For many of us, Paul and his writings provoke some complicated feelings. He wrote some of the most beautiful and rich passages in the bible—his meditations on love in I Corinthians, his assertion that nothing can separate us from God’s love in Romans—are a balm in times of joy and sorrow. But his writings have also been used to exclude and condemn some of us; women have been told that their call to proclaim the gospel and serve God’s people is not valid, based on a reading of some of the writings attributed to him. Those of us in the LGBTQ community have been told that we are not worthy of grace, that we don’t belong in God’s kingdom. Suffice it to say, Paul can be complicated.
Which is exactly why I wanted to explore him and his writings together with my Friends Church family. Scripture—not just the writings of Paul, but all of it—can be like that. Beautiful, terrifying, complicated, frustrating. Which is why we need to wrestle with it, plumb its depth, seek to understand—together, in community, hearing and sharing our experiences and learning from one another. In the United Church of Christ, we like to say that “God is still speaking,” and one of the ways we hear that divine voice is in community as we share with each other our own learnings, experiences, and questions.

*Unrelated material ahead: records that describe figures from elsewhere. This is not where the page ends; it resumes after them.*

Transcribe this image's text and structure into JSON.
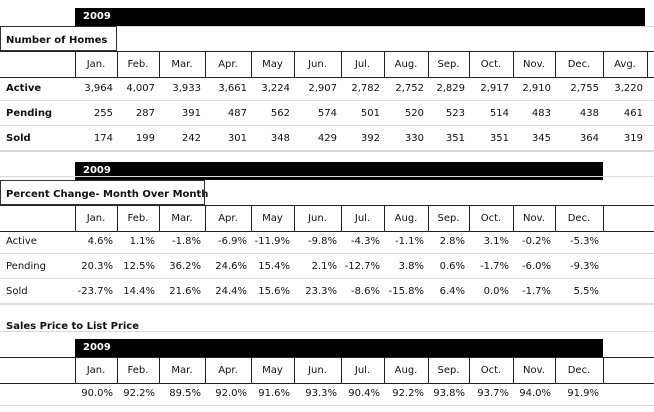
{
  "section1": {
    "year": "2009",
    "title": "Number of Homes",
    "headers": [
      "Jan.",
      "Feb.",
      "Mar.",
      "Apr.",
      "May",
      "Jun.",
      "Jul.",
      "Aug.",
      "Sep.",
      "Oct.",
      "Nov.",
      "Dec.",
      "Avg."
    ],
    "rows": [
      {
        "label": "Active",
        "values": [
          "3,964",
          "4,007",
          "3,933",
          "3,661",
          "3,224",
          "2,907",
          "2,782",
          "2,752",
          "2,829",
          "2,917",
          "2,910",
          "2,755",
          "3,220"
        ]
      },
      {
        "label": "Pending",
        "values": [
          "255",
          "287",
          "391",
          "487",
          "562",
          "574",
          "501",
          "520",
          "523",
          "514",
          "483",
          "438",
          "461"
        ]
      },
      {
        "label": "Sold",
        "values": [
          "174",
          "199",
          "242",
          "301",
          "348",
          "429",
          "392",
          "330",
          "351",
          "351",
          "345",
          "364",
          "319"
        ]
      }
    ]
  },
  "section2": {
    "year": "2009",
    "title": "Percent Change- Month Over Month",
    "headers": [
      "Jan.",
      "Feb.",
      "Mar.",
      "Apr.",
      "May",
      "Jun.",
      "Jul.",
      "Aug.",
      "Sep.",
      "Oct.",
      "Nov.",
      "Dec."
    ],
    "rows": [
      {
        "label": "Active",
        "values": [
          "4.6%",
          "1.1%",
          "-1.8%",
          "-6.9%",
          "-11.9%",
          "-9.8%",
          "-4.3%",
          "-1.1%",
          "2.8%",
          "3.1%",
          "-0.2%",
          "-5.3%"
        ]
      },
      {
        "label": "Pending",
        "values": [
          "20.3%",
          "12.5%",
          "36.2%",
          "24.6%",
          "15.4%",
          "2.1%",
          "-12.7%",
          "3.8%",
          "0.6%",
          "-1.7%",
          "-6.0%",
          "-9.3%"
        ]
      },
      {
        "label": "Sold",
        "values": [
          "-23.7%",
          "14.4%",
          "21.6%",
          "24.4%",
          "15.6%",
          "23.3%",
          "-8.6%",
          "-15.8%",
          "6.4%",
          "0.0%",
          "-1.7%",
          "5.5%"
        ]
      }
    ]
  },
  "section3": {
    "title": "Sales Price to List Price",
    "year": "2009",
    "headers": [
      "Jan.",
      "Feb.",
      "Mar.",
      "Apr.",
      "May",
      "Jun.",
      "Jul.",
      "Aug.",
      "Sep.",
      "Oct.",
      "Nov.",
      "Dec."
    ],
    "values": [
      "90.0%",
      "92.2%",
      "89.5%",
      "92.0%",
      "91.6%",
      "93.3%",
      "90.4%",
      "92.2%",
      "93.8%",
      "93.7%",
      "94.0%",
      "91.9%"
    ]
  }
}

That wrestling and struggling, seeking to hear the divine voice and receive a blessing, was my experience with Paul and other bible passages when I was coming out. I read and prayed, I listened to what others had learned and discovered, and I ultimately came away with a new understanding of these ancient texts and what they had to say to us today. Like the patriarch Jacob after his night wrestling with an angel, I came away with a limp, but with a blessing—to share the radically inclusive love of God with everyone.
So if you’re uncertain, struggling, asking questions—or if you’re secure and certain in your faith and understanding—wherever you are on the journey, you belong. Join us on Wednesday evenings at 7:00 to share and learn if you’re able, but know that your story matters. One of our Pilgrim forebears, John Robinson, told the small band of settlers in Massachusetts Bay in 1620 that “God hath yet more light and truth to break forth from his holy word.” There is always more that we have to learn, more light and more truth. Together, let us listen for the still-speaking voice, through the bible yes, but most of all, through each other.